The shareholder-return glow-up
The real gripe? Nvidia has been keeping too much of that cash under the mattress. BofA says the company returned just 47% of free cash flow to shareholders in CY22-25, well below peers and below Nvidia’s own historical pace.
If management decides to get a little more generous, BofA thinks Nvidia could support a 0.5% to 1% dividend yield without breaking a sweat. That would be a very different vibe from today’s 0.02% yield — less “thanks for being here,” more “we value you, please stay.”
What could cramp the style?
There are a couple of speed bumps:
- Nvidia already makes up a hefty chunk of the S&P 500, which may limit how much more passive money can pile in.

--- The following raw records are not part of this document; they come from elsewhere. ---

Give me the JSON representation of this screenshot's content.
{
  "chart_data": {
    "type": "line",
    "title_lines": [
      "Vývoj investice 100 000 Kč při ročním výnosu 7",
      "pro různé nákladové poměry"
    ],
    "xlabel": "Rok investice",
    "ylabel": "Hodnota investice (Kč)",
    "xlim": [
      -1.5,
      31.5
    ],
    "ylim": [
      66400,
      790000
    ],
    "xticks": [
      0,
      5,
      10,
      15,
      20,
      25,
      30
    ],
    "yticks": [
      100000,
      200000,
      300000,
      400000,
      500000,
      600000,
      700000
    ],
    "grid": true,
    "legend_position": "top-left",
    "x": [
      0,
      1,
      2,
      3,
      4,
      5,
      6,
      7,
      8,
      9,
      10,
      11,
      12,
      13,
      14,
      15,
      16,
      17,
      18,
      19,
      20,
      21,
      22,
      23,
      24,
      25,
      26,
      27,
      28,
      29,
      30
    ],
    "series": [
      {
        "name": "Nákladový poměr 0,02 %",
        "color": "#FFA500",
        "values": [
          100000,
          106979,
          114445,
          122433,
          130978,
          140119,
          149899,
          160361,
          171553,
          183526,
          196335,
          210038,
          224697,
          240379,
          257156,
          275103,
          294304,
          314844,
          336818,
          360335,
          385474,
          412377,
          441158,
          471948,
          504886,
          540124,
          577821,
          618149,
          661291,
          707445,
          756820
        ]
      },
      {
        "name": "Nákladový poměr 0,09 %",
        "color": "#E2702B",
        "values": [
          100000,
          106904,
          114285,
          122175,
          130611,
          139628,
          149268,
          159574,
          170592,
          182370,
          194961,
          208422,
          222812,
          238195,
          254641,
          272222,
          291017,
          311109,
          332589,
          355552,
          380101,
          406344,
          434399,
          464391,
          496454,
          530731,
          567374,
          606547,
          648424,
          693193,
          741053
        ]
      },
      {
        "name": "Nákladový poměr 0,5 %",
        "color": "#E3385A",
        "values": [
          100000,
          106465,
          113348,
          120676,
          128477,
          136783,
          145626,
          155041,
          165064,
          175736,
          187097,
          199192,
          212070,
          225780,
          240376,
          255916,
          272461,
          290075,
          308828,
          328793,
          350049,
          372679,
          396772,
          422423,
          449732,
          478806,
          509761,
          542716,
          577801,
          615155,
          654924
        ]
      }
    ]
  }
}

- AMD, Broadcom, Google, and Amazon are all building their own AI alternatives, so the moat is getting poked at from several directions.
Still, BofA thinks Nvidia can keep 70%+ of AI value share, helped by strategic prepayments and a giant software ecosystem. So yes, the AI party is still on — but the afterparty may now include a dividend announcement.
Big picture: Nvidia doesn’t need to prove it can grow anymore. It now has to prove it can share the spoils — and Wall Street seems pretty into that idea.